Welche Gegenmaßnahmen können Unternehmen hier konkret ergreifen?
Fröleke: Der Unternehmer sollte seinen Produktionsprozess genau analysieren, sowohl unter Lean-Gesichtspunkten als auch unter ergonomischen Gesichtspunkten. Denn eine Produktion kann zwar schlank sein, aber nicht unbedingt ergonomisch, wenn Mitarbeiter sich bei Ihrer Arbeit durch Bewegungsabläufe, die nicht ihrer Physiologie entsprechen, regelrecht kaputt arbeiten. Ein Grundsatz von Lean Ergonomics ist: work smarter, not harder. Es geht also darum zu prüfen, wie etwa der Produktionsprozess organisiert und aufgebaut ist, wie die erforderlichen Materialien oder Halbfertigerzeugnisse diesem Produktionsprozess zugeführt werden und welche Hilfsmittel den Mitarbeiter in diesem Prozess unterstützen. D. h. gleichzeitig finden sowohl der schlanke Prozess als auch die Arbeit auf einer ergonomischen Grundlage statt, wonach der Mitarbeiter den Arbeitsplatz im Idealfall an seine Bedürfnisse ergonomisch zu hundert Prozent anpassen kann. Wir haben auf der Basis von diesem Denkansatz zahlreiche Unternehmen aus der Elektroindustrie, der Logistik und der Verpackungsindustrie beraten und Lean Ergonomics-Projekte auf verschiedenste Arten in unterschiedlichen Arbeitsumgebungen erfolgreich umgesetzt.

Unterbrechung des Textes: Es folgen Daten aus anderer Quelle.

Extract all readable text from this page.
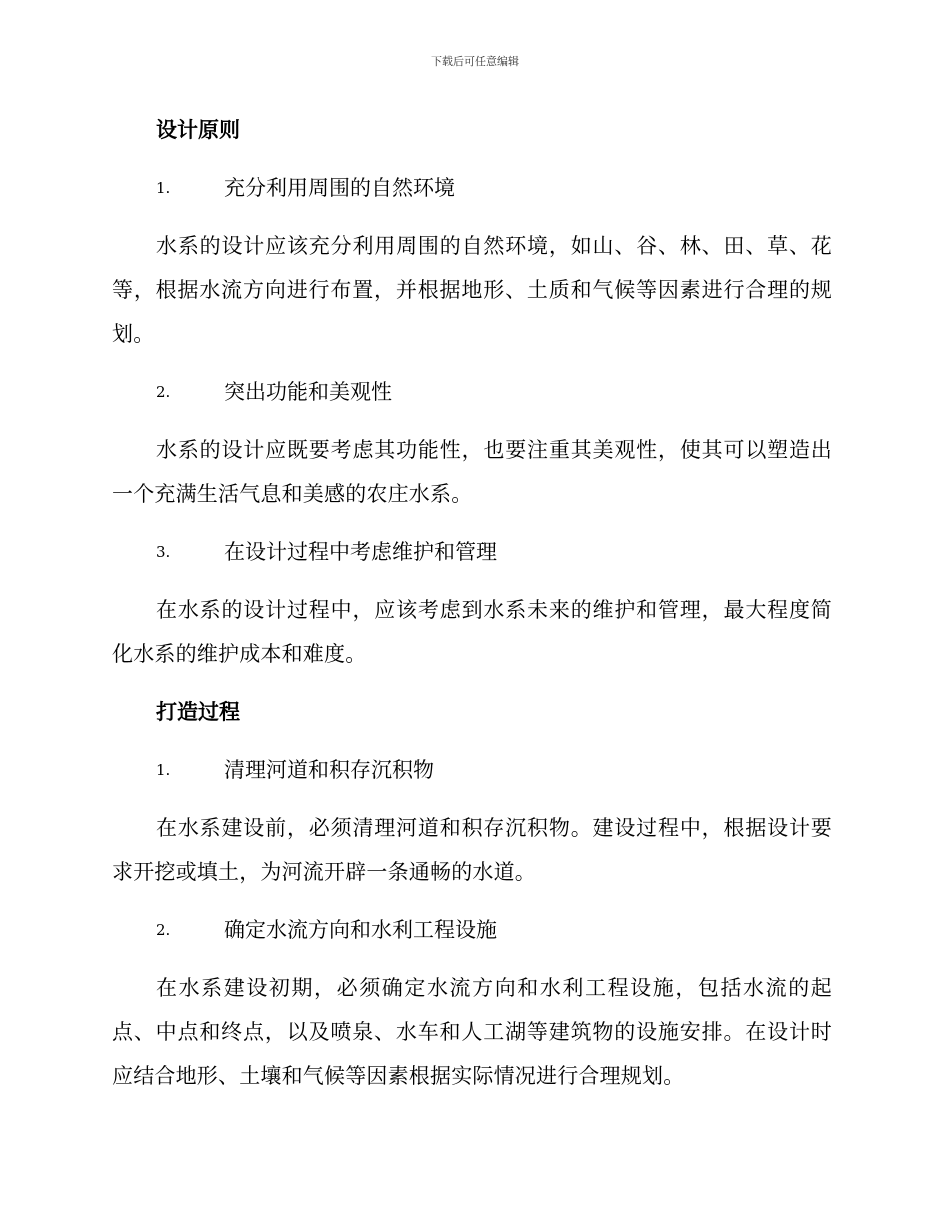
下载后可任意编辑
设计原则
1.	充分利用周围的自然环境

水系的设计应该充分利用周围的自然环境，如山、谷、林、田、草、花等，根据水流方向进行布置，并根据地形、土质和气候等因素进行合理的规划。

2.	突出功能和美观性

水系的设计应既要考虑其功能性，也要注重其美观性，使其可以塑造出一个充满生活气息和美感的农庄水系。

3.	在设计过程中考虑维护和管理

在水系的设计过程中，应该考虑到水系未来的维护和管理，最大程度简化水系的维护成本和难度。

打造过程
1.	清理河道和积存沉积物

在水系建设前，必须清理河道和积存沉积物。建设过程中，根据设计要求开挖或填土，为河流开辟一条通畅的水道。

2.	确定水流方向和水利工程设施

在水系建设初期，必须确定水流方向和水利工程设施，包括水流的起点、中点和终点，以及喷泉、水车和人工湖等建筑物的设施安排。在设计时应结合地形、土壤和气候等因素根据实际情况进行合理规划。
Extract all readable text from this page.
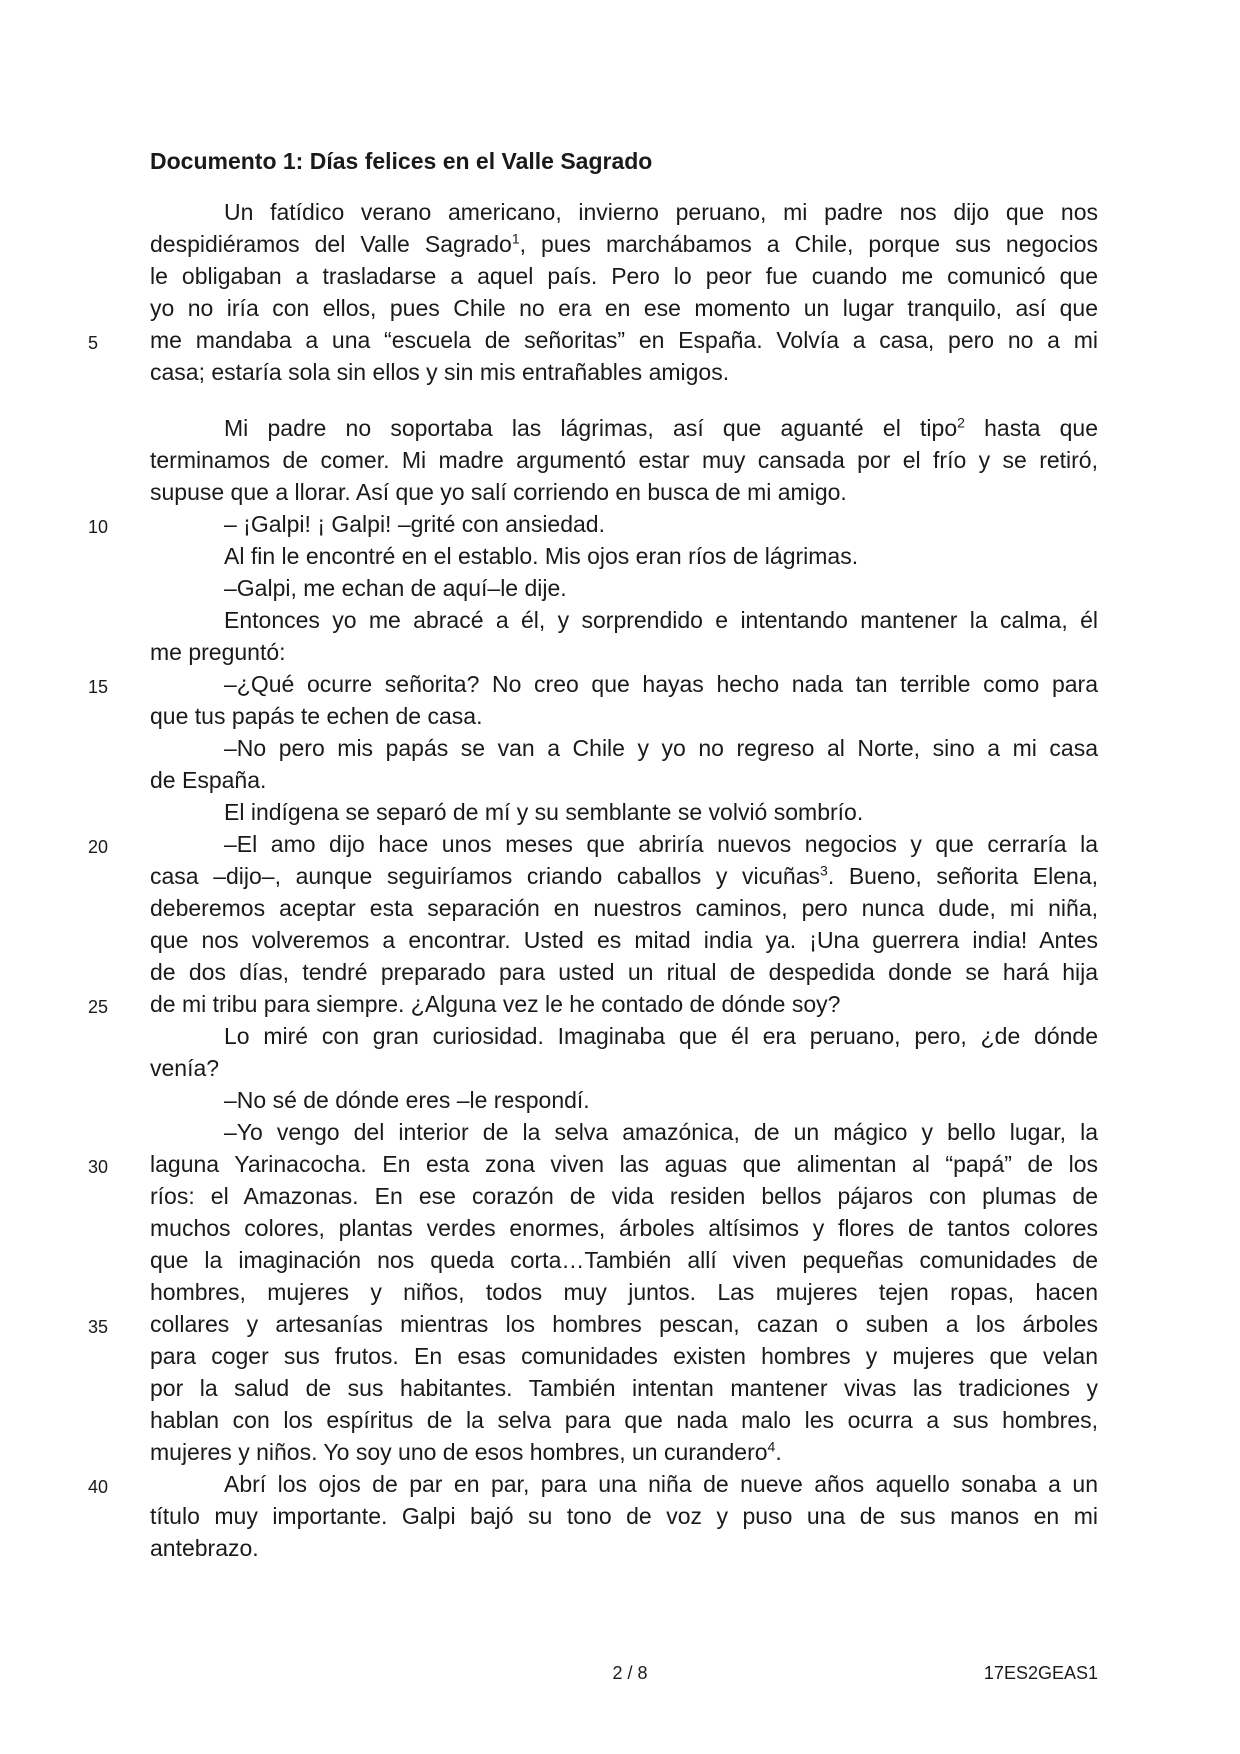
Documento 1: Días felices en el Valle Sagrado
Un fatídico verano americano, invierno peruano, mi padre nos dijo que nos
despidiéramos del Valle Sagrado$^1$, pues marchábamos a Chile, porque sus negocios
le obligaban a trasladarse a aquel país. Pero lo peor fue cuando me comunicó que
yo no iría con ellos, pues Chile no era en ese momento un lugar tranquilo, así que
me mandaba a una “escuela de señoritas” en España. Volvía a casa, pero no a mi
casa; estaría sola sin ellos y sin mis entrañables amigos.
Mi padre no soportaba las lágrimas, así que aguanté el tipo$^2$ hasta que
terminamos de comer. Mi madre argumentó estar muy cansada por el frío y se retiró,
supuse que a llorar. Así que yo salí corriendo en busca de mi amigo.
– ¡Galpi! ¡ Galpi! –grité con ansiedad.
Al fin le encontré en el establo. Mis ojos eran ríos de lágrimas.
–Galpi, me echan de aquí–le dije.
Entonces yo me abracé a él, y sorprendido e intentando mantener la calma, él
me preguntó:
–¿Qué ocurre señorita? No creo que hayas hecho nada tan terrible como para
que tus papás te echen de casa.
–No pero mis papás se van a Chile y yo no regreso al Norte, sino a mi casa
de España.
El indígena se separó de mí y su semblante se volvió sombrío.
–El amo dijo hace unos meses que abriría nuevos negocios y que cerraría la
casa –dijo–, aunque seguiríamos criando caballos y vicuñas$^3$. Bueno, señorita Elena,
deberemos aceptar esta separación en nuestros caminos, pero nunca dude, mi niña,
que nos volveremos a encontrar. Usted es mitad india ya. ¡Una guerrera india! Antes
de dos días, tendré preparado para usted un ritual de despedida donde se hará hija
de mi tribu para siempre. ¿Alguna vez le he contado de dónde soy?
Lo miré con gran curiosidad. Imaginaba que él era peruano, pero, ¿de dónde
venía?
–No sé de dónde eres –le respondí.
–Yo vengo del interior de la selva amazónica, de un mágico y bello lugar, la
laguna Yarinacocha. En esta zona viven las aguas que alimentan al “papá” de los
ríos: el Amazonas. En ese corazón de vida residen bellos pájaros con plumas de
muchos colores, plantas verdes enormes, árboles altísimos y flores de tantos colores
que la imaginación nos queda corta…También allí viven pequeñas comunidades de
hombres, mujeres y niños, todos muy juntos. Las mujeres tejen ropas, hacen
collares y artesanías mientras los hombres pescan, cazan o suben a los árboles
para coger sus frutos. En esas comunidades existen hombres y mujeres que velan
por la salud de sus habitantes. También intentan mantener vivas las tradiciones y
hablan con los espíritus de la selva para que nada malo les ocurra a sus hombres,
mujeres y niños. Yo soy uno de esos hombres, un curandero$^4$.
Abrí los ojos de par en par, para una niña de nueve años aquello sonaba a un
título muy importante. Galpi bajó su tono de voz y puso una de sus manos en mi
antebrazo.
5
10
15
20
25
30
35
40
2 / 8	17ES2GEAS1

Können Sie da konkreter werden?
Fröleke: In einem Projekt haben wir beispielsweise die Materialversorgung untersucht. Es kam heraus, dass das Material vom Monteur selbst mit einem Handwagen abgeholt werden muss. Die Produktion steht während dieses Arbeitsschrittes also still. Der Mitarbeiter lädt stattdessen das Arbeitsmaterial auf den Wagen und zieht diesen zurück zu seinem Arbeitsplatz. Wir haben diesen Prozess so reorganisiert, dass der Monteur jetzt mit dem Material bedarfsgerecht beliefert wird und keine weiten Wege mehr zurücklegen muss. Anstatt Mann-zu-Ware funktioniert der Ablauf jetzt nach dem Ware-zum-Mann-Prinzip. Das haben wir durch die analytische Trennung der Arbeitsschritte Materialversorgung und Materialverarbeitung erreicht.
Wie sieht das dann in der praktischen Umsetzung aus?
Fröleke: Wir haben die Arbeitsumgebung nach ergonomischen und schlanken Kriterien und neu gestaltet. Ergonomisch konfigurierte Arbeitsstationen wurden in diesem Beispiel in einer I-Linie angeordnet. Sie verfügen z. B. über ein optimiertes, spiegel- und schattenfreies Beleuchtungskonzept und lassen sich elektrisch in der Höhe verstellen oder neigen, um nur zwei Möglichkeiten zu nennen. Dadurch lassen sie sich an verschiedenste physiologische Anforderungen anpassen. Das gewährleistet ein angenehmes Arbeiten. Der Monteur verarbeitet das Material an dieser Arbeitsstation nach dem First-in-first-out-Prinzip (Fifo) an den Werkstücken, welche eines nach dem anderen über eine Rollbahn an der Arbeitsstation ankommen. Um einen schlanken und reibungslosen Arbeitsprozess zu gewährleisten, gehen leere und gekennzeichnete Materialboxen ebenfalls über eine Rollbahn direkt an das Materiallager, wo sie automatisch eine Materialbestellung auslösen, die der dortige Mitarbeiter bearbeitet, die befüllten Boxen in einen Fifo-Wagen lädt und diesen zurück zur Arbeitsstation führt. Auf diese Art und Weise vermeiden wir einen Produktionsausfall infolge der Materialbeschaffung durch den Mitarbeiter selbst und sorgen für einen schlanken Materialfluss. Durch die analytische Trennung der Prozesse, also die eigentliche Prozessoptimierung, setzen wir aber auch eine spürbare Entlastung der Mitarbeiter um, die durch den ergonomisch ausgestatteten Arbeitsplatz noch verstärkt wird. Das führt zu einer erhöhten Mitarbeiterzufriedenheit, zu deutlich reduzierten Fehlzeiten und zu einem kontinuierlichen Output.